${\sf CHASe}$CHASe: Client Heterogeneity-Aware Data Selection for Effective Federated Active Learning

Jun Zhang, Jue Wang, Huan Li, Zhongle Xie, Ke Chen, Lidan Shou

Published: 01 Jan 2025, Last Modified: 27 May 2025IEEE Trans. Knowl. Data Eng. 2025EveryoneRevisionsBibTeXCC BY-SA 4.0

Abstract: Active learning (AL) reduces human annotation costs for machine learning systems by strategically selecting the most informative unlabeled data for annotation, but performing it individually may still be insufficient due to restricted data diversity and annotation budget. Federated Active Learning (FAL) addresses this by facilitating collaborative data selection and model training, while preserving the confidentiality of raw data samples. Yet, existing FAL methods fail to account for the heterogeneity of data distribution across clients and the associated fluctuations in global and local model parameters, adversely affecting model accuracy. To overcome these challenges, we propose ${\sf CHASe}$ (Client Heterogeneity-Aware Data Selection), specifically designed for FAL. ${\sf CHASe}$ focuses on identifying those unlabeled samples with high epistemic variations (EVs), which notably oscillate around the decision boundaries during training.
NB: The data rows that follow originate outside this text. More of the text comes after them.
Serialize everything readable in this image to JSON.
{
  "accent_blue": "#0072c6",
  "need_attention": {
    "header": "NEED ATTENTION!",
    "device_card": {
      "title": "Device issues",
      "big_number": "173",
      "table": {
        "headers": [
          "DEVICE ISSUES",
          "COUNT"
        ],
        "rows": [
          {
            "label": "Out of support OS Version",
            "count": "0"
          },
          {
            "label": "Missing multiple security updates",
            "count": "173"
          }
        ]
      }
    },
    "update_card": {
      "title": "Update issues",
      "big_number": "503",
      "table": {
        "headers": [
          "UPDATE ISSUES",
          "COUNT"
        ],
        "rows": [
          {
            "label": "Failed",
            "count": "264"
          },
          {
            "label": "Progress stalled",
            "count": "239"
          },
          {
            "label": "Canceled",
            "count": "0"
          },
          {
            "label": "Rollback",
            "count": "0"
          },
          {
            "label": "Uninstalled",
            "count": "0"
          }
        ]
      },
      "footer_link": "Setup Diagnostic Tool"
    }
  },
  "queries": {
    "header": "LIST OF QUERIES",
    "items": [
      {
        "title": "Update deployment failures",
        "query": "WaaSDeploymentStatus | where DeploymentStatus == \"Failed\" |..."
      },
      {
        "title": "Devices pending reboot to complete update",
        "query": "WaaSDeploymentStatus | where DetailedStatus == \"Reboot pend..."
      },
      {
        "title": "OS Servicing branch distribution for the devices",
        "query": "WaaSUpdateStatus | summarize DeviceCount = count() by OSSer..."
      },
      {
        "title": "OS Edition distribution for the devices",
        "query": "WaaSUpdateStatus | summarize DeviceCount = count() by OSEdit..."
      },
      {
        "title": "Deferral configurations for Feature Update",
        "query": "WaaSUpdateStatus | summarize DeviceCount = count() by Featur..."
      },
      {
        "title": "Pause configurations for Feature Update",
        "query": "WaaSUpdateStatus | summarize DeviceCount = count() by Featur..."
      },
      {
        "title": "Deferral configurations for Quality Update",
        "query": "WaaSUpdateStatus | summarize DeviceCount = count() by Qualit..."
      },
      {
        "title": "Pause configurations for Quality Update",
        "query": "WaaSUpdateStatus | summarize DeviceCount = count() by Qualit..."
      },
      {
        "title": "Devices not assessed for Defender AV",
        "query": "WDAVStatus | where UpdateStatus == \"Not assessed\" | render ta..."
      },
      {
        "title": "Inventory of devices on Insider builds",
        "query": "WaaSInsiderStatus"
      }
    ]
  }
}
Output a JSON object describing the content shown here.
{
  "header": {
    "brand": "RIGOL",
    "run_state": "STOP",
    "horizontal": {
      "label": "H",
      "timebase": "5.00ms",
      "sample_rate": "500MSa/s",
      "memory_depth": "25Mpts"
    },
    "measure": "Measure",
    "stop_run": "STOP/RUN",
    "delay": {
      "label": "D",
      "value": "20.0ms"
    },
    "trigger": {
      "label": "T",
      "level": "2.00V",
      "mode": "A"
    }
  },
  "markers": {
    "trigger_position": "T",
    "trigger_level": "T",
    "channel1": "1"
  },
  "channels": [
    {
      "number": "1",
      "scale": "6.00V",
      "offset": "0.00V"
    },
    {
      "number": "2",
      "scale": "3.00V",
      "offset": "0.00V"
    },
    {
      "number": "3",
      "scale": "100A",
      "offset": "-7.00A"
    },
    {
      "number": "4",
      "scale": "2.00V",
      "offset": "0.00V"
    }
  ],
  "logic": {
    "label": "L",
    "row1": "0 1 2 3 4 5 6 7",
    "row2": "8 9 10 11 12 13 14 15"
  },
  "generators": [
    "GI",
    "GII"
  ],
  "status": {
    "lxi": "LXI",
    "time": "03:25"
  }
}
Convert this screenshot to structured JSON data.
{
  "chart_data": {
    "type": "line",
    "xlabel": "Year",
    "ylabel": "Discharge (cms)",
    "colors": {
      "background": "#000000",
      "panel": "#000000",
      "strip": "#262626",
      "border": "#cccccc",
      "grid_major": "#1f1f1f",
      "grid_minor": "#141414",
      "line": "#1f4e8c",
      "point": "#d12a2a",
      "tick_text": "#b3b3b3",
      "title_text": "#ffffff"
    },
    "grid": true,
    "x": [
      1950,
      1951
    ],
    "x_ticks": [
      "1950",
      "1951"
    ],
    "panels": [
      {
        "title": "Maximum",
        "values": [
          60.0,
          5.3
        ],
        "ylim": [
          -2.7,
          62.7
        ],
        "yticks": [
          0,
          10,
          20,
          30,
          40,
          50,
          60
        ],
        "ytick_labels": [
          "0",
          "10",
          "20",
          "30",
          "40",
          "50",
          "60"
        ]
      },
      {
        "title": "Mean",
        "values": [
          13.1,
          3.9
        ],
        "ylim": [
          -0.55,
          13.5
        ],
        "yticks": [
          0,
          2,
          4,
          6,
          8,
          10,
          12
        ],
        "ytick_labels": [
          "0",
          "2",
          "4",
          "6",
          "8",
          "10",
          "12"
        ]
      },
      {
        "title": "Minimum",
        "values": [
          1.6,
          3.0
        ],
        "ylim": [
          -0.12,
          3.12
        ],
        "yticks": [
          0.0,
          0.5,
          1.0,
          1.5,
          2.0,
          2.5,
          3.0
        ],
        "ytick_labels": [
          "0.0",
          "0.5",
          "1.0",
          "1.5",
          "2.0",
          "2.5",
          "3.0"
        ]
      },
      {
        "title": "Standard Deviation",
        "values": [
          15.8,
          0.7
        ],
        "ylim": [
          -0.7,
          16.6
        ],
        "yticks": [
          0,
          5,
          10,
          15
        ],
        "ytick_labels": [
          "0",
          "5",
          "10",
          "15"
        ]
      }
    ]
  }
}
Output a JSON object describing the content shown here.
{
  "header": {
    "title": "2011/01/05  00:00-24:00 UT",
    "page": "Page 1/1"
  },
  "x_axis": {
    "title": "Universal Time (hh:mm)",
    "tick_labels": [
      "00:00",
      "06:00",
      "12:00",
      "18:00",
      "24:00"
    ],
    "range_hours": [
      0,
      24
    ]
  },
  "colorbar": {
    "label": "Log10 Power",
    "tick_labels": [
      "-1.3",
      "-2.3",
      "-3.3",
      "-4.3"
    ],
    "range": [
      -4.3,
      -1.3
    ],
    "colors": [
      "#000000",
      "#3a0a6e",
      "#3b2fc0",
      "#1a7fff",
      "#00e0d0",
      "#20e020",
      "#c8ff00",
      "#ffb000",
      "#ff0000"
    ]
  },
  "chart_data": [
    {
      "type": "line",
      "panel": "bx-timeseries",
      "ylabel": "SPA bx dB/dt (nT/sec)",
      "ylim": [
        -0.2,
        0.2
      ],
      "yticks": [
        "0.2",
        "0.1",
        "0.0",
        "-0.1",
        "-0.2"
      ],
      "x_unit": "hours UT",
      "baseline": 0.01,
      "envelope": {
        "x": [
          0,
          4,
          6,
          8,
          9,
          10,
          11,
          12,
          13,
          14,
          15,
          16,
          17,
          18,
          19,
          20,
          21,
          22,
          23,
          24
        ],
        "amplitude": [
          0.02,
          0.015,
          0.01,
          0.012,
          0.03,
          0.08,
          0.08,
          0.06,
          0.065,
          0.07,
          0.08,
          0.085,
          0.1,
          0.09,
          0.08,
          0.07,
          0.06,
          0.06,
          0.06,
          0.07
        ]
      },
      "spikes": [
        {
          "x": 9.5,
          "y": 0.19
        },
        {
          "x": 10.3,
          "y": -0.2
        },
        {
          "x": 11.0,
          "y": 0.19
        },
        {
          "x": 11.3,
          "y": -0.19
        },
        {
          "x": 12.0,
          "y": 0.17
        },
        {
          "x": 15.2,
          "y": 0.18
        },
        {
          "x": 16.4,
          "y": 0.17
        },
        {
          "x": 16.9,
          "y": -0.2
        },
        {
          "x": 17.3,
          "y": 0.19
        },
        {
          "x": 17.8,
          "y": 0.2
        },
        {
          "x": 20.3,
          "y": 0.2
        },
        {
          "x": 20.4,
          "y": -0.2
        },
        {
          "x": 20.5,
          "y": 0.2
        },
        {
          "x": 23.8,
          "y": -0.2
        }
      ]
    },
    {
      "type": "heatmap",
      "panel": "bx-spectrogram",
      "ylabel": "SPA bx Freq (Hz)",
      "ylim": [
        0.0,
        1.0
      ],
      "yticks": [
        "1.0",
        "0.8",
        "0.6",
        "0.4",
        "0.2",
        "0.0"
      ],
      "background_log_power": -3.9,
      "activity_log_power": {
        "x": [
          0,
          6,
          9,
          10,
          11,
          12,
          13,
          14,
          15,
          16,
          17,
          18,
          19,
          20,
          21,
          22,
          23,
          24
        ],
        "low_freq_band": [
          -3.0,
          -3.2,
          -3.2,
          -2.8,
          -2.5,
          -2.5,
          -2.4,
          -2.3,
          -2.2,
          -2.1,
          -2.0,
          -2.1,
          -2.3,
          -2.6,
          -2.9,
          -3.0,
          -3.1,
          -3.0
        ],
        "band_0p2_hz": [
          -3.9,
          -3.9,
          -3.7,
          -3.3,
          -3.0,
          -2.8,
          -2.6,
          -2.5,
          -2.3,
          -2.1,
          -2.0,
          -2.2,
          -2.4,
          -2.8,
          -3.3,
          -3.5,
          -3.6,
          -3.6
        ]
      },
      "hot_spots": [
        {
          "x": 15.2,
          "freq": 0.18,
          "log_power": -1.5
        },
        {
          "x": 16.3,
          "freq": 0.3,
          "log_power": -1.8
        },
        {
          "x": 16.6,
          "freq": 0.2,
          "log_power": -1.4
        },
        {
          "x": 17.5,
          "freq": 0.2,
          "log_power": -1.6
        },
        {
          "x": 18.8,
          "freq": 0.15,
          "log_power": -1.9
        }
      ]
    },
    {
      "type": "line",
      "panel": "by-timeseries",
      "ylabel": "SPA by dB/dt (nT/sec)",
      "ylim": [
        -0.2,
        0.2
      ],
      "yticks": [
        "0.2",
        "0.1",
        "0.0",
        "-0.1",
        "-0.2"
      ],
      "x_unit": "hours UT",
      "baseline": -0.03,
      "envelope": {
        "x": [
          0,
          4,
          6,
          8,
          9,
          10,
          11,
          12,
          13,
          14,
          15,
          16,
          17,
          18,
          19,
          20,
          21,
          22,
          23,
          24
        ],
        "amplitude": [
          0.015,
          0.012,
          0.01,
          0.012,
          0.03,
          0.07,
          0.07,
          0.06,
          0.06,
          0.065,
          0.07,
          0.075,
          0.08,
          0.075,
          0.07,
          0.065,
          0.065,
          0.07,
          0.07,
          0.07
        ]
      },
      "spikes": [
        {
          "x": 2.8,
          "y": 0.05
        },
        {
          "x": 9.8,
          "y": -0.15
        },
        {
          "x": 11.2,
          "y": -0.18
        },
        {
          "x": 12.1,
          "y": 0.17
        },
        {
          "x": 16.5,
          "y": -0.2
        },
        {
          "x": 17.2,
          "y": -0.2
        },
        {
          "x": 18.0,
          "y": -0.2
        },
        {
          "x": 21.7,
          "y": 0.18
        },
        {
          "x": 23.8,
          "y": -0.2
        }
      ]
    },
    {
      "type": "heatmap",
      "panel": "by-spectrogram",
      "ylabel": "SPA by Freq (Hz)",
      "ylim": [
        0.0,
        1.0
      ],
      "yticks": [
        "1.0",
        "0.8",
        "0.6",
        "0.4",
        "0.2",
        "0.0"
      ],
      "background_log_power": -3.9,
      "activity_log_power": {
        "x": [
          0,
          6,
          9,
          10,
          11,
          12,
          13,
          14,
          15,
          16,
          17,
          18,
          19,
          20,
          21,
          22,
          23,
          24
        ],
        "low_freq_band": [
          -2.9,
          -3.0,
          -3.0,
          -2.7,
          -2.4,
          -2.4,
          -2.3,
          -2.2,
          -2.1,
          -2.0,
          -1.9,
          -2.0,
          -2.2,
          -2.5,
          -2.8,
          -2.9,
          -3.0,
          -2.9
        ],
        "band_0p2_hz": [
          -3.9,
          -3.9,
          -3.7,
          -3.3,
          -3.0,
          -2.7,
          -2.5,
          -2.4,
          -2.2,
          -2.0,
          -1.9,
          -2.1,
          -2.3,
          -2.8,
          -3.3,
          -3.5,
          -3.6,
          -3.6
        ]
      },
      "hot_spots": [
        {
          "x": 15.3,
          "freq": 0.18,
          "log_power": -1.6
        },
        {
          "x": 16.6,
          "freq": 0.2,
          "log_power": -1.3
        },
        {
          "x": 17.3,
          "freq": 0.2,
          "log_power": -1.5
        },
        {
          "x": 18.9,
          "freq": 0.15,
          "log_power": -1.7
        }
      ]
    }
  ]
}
To achieve both effectiveness and efficiency, ${\sf CHASe}$ encompasses techniques for 1) tracking EVs by analyzing inference inconsistencies across training epochs, 2) calibrating decision boundaries of inaccurate models with a new alignment loss, and 3) enhancing data selection efficiency via a data freeze and awaken mechanism with subset sampling. Experiments show that ${\sf CHASe}$ surpasses various established baselines in terms of effectiveness and efficiency, validated across diverse datasets, model complexities, and heterogeneous federation settings.